SEOUL (Reuters) – Oil prices fell on Monday, with U.S. oil dropping more than 2%, as a spike in new coronavirus cases in the United States raised concerns over a second wave of the virus which would weigh on the pace of fuel demand recovery.
Brent crude futures fell 66 cents, or 1.7%, at $38.07 a barrel as of 0016 GMT, while U.S. West Texas Intermediate (WTI) crude futures fell 81 cents, or 2.2%, to $35.45 a barrel.
Both benchmarks ended down about 8% last week, their first weekly declines since April, hit by the U.S. coronavirus concerns: More than 25,000 new cases were reported on Saturday alone as more states, including Florida and Texas, reported record new infection highs.
“Concerns about the recent uptick in COVID-19 infections in the U.S. and a potential ‘second wave’ are weighing on oil at the moment,” said Stephen Innes, chief global market strategist at AxiCorp.

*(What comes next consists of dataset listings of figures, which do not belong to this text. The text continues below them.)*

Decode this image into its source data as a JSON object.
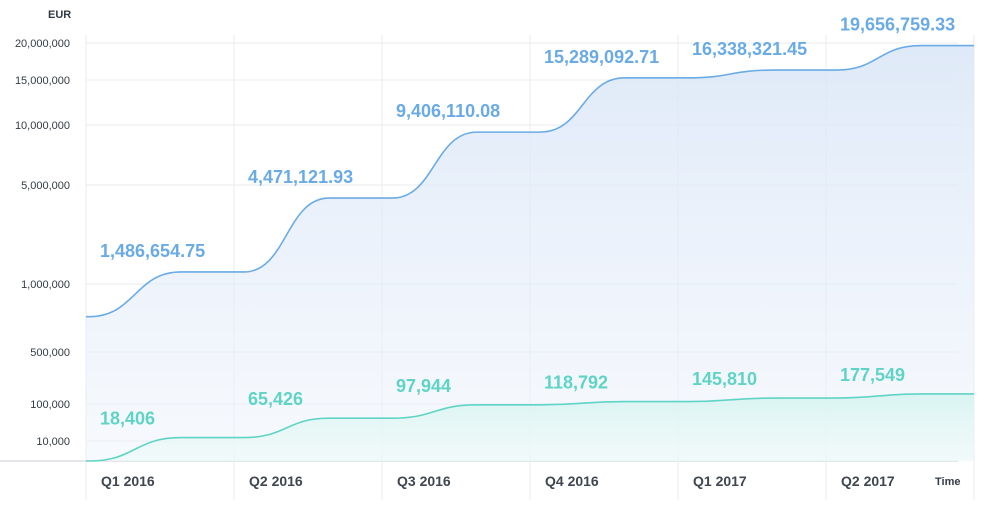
{
  "chart_data": {
    "type": "area",
    "ylabel": "EUR",
    "xlabel": "Time",
    "categories": [
      "Q1 2016",
      "Q2 2016",
      "Q3 2016",
      "Q4 2016",
      "Q1 2017",
      "Q2 2017"
    ],
    "y_ticks": [
      "20,000,000",
      "15,000,000",
      "10,000,000",
      "5,000,000",
      "1,000,000",
      "500,000",
      "100,000",
      "10,000"
    ],
    "y_scale": "nonlinear (tick positions not evenly scaled)",
    "grid": true,
    "series": [
      {
        "values": [
          1486654.75,
          4471121.93,
          9406110.08,
          15289092.71,
          16338321.45,
          19656759.33
        ],
        "labels": [
          "1,486,654.75",
          "4,471,121.93",
          "9,406,110.08",
          "15,289,092.71",
          "16,338,321.45",
          "19,656,759.33"
        ],
        "color": "#6aabe6"
      },
      {
        "values": [
          18406,
          65426,
          97944,
          118792,
          145810,
          177549
        ],
        "labels": [
          "18,406",
          "65,426",
          "97,944",
          "118,792",
          "145,810",
          "177,549"
        ],
        "color": "#5fd4c6"
      }
    ]
  }
}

Meanwhile, an OPEC-led monitoring panel will meet on Thursday to discuss ongoing record production cuts to see whether countries have delivered their share of the reductions, but will not make any decision, according to five OPEC+ sources.
The Organization of the Petroleum Exporting Countries (OPEC) and its allies, collectively known as OPEC+, have been reducing supplies by 9.7 million barrels per day (bpd), about 10% of pre-pandemic demand, and agreed in early June to extend the cuts for a month until end-July.
Iraq, one of the laggards in complying with the curbs, agreed with its major oil companies to cut crude production further in June, Iraqi officials working at the fields told Reuters on Sunday.